Configure Apache Drill to read xml files in Mapr distribution

128 Views Asked by At

I have a project where I should read xml files with Apache Drill to process it , can someone tell me how I can configure it? NB: I use Mapr distribution

I tried to add the configuration to the configuration UI but I get a error(see image) enter image description here Thanks in advance

2

There are 2 best solutions below

0
Dzamo Norton On BEST ANSWER

You'll need to use a Drill distribution based on Apache Drill >= 1.19 for the XML format plugin.

0
Ted Dunning On

So this is more of a Drill question than a MapR question.

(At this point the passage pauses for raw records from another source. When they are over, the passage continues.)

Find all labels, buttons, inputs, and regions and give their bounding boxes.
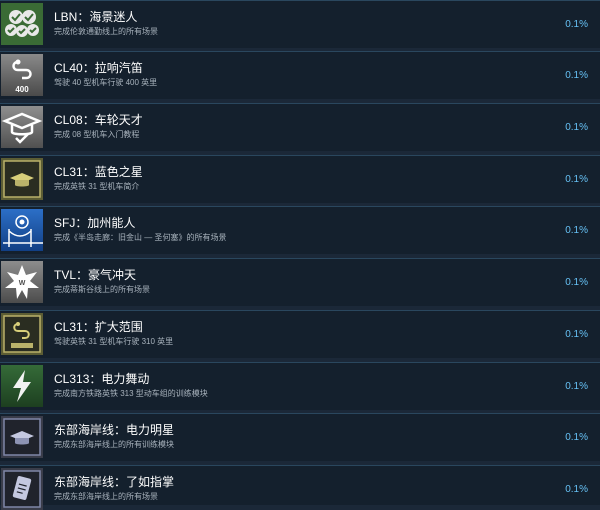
achievement-row[interactable]: CL313：电力舞动 完成南方铁路英铁 313 型动车组的训练模块 0.1% bbox=[0, 362, 600, 410]
achievement-description: 完成 08 型机车入门教程 bbox=[54, 130, 140, 139]
achievement-description: 完成南方铁路英铁 313 型动车组的训练模块 bbox=[54, 389, 208, 398]
achievement-title: CL31：蓝色之星 bbox=[54, 165, 143, 179]
route-400-icon: 400 bbox=[1, 54, 43, 96]
lightning-icon bbox=[1, 365, 43, 407]
achievement-row[interactable]: CL31：蓝色之星 完成英铁 31 型机车简介 0.1% bbox=[0, 155, 600, 203]
phone-icon bbox=[1, 468, 43, 510]
achievement-title: 东部海岸线：了如指掌 bbox=[54, 475, 175, 489]
gold-route-icon bbox=[1, 313, 43, 355]
graduation-cap-icon bbox=[1, 106, 43, 148]
star-burst-icon: W bbox=[1, 261, 43, 303]
achievement-description: 完成东部海岸线上的所有场景 bbox=[54, 492, 158, 501]
achievement-description: 完成英铁 31 型机车简介 bbox=[54, 182, 140, 191]
achievement-percent: 0.1% bbox=[565, 381, 588, 392]
achievement-title: CL40：拉响汽笛 bbox=[54, 61, 143, 75]
blue-cap-icon bbox=[1, 416, 43, 458]
achievement-row[interactable]: 东部海岸线：电力明星 完成东部海岸线上的所有训练模块 0.1% bbox=[0, 413, 600, 461]
gold-cap-icon bbox=[1, 158, 43, 200]
achievement-row[interactable]: CL08：车轮天才 完成 08 型机车入门教程 0.1% bbox=[0, 103, 600, 151]
achievement-description: 完成东部海岸线上的所有训练模块 bbox=[54, 440, 174, 449]
achievement-row[interactable]: 400 CL40：拉响汽笛 驾驶 40 型机车行驶 400 英里 0.1% bbox=[0, 51, 600, 99]
achievement-row[interactable]: W TVL：豪气冲天 完成蒂斯谷线上的所有场景 0.1% bbox=[0, 258, 600, 306]
achievement-description: 完成蒂斯谷线上的所有场景 bbox=[54, 285, 150, 294]
achievement-percent: 0.1% bbox=[565, 174, 588, 185]
achievement-title: CL08：车轮天才 bbox=[54, 113, 143, 127]
achievement-title: 东部海岸线：电力明星 bbox=[54, 423, 175, 437]
achievement-row[interactable]: CL31：扩大范围 驾驶英铁 31 型机车行驶 310 英里 0.1% bbox=[0, 310, 600, 358]
achievement-description: 完成伦敦通勤线上的所有场景 bbox=[54, 27, 158, 36]
achievement-row[interactable]: 东部海岸线：了如指掌 完成东部海岸线上的所有场景 0.1% bbox=[0, 465, 600, 510]
achievement-percent: 0.1% bbox=[565, 277, 588, 288]
achievement-percent: 0.1% bbox=[565, 122, 588, 133]
achievement-description: 驾驶 40 型机车行驶 400 英里 bbox=[54, 78, 158, 87]
achievement-percent: 0.1% bbox=[565, 329, 588, 340]
achievement-title: CL313：电力舞动 bbox=[54, 372, 150, 386]
achievement-title: TVL：豪气冲天 bbox=[54, 268, 137, 282]
achievement-title: CL31：扩大范围 bbox=[54, 320, 143, 334]
achievement-percent: 0.1% bbox=[565, 70, 588, 81]
achievement-percent: 0.1% bbox=[565, 432, 588, 443]
achievement-percent: 0.1% bbox=[565, 484, 588, 495]
achievement-row[interactable]: LBN：海景迷人 完成伦敦通勤线上的所有场景 0.1% bbox=[0, 0, 600, 48]
achievement-title: SFJ：加州能人 bbox=[54, 216, 136, 230]
bridge-icon bbox=[1, 209, 43, 251]
svg-text:400: 400 bbox=[15, 85, 29, 94]
svg-text:W: W bbox=[19, 280, 26, 287]
achievement-row[interactable]: SFJ：加州能人 完成《半岛走廊：旧金山 — 圣何塞》的所有场景 0.1% bbox=[0, 206, 600, 254]
achievement-title: LBN：海景迷人 bbox=[54, 10, 138, 24]
achievement-description: 驾驶英铁 31 型机车行驶 310 英里 bbox=[54, 337, 174, 346]
achievement-percent: 0.1% bbox=[565, 225, 588, 236]
achievement-percent: 0.1% bbox=[565, 19, 588, 30]
triple-check-icon bbox=[1, 3, 43, 45]
achievement-description: 完成《半岛走廊：旧金山 — 圣何塞》的所有场景 bbox=[54, 233, 227, 242]
achievement-list: LBN：海景迷人 完成伦敦通勤线上的所有场景 0.1% 400 CL40：拉响汽… bbox=[0, 0, 600, 510]
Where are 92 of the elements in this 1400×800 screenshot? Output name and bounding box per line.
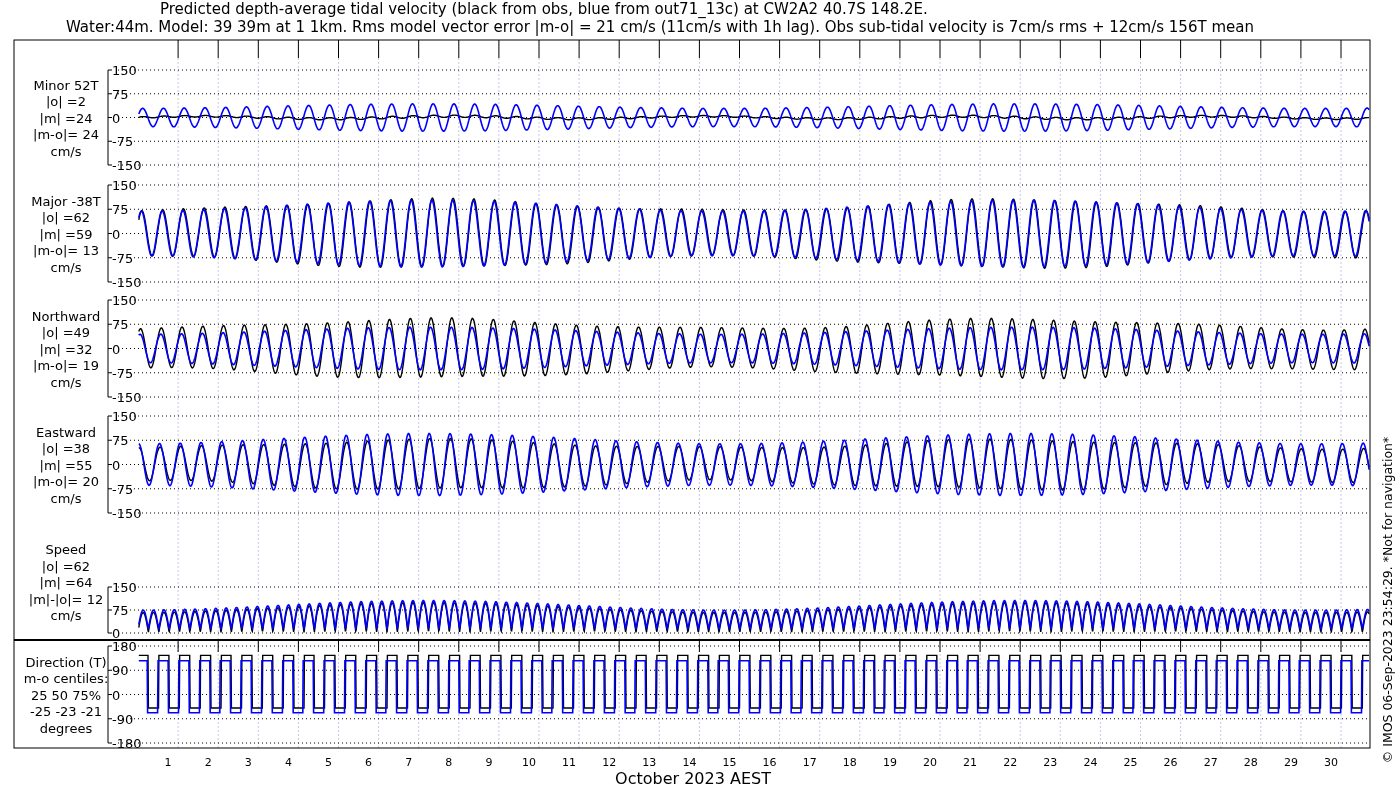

There are two key steps here

  • make sure that Drill can access whatever you use to store your data (sounds your data is xml files in MapR (which is now called HPE Ezmeral Data Fabric))

  • make sure that Drill can understand the data you have. I am not current on Drill, but reading many kinds of XML should be doable.

For getting access, there are two major paths to accessing files on Ezmeral Data Fabric. One path is to mount the data fabric as a conventional file system on all the nodes running Drillbits. This is often done using NFS mounts, but can also be the FUSE driver provided with data fabric.

The other major approach to getting data access is to use the HDFS API framework to access data via maprfs://... path names. This requires installing the data fabric client on all of the nodes running Drillbits.

It sounds like you are running the version of Drill that is packaged with the old MapR or current HPE Ezmeral system. This is the easiest approach since the packaged version is integrated with the client libraries needed to use the HDFS API with maprfs:// resources (it also provides access to the tables and streams in the data fabric).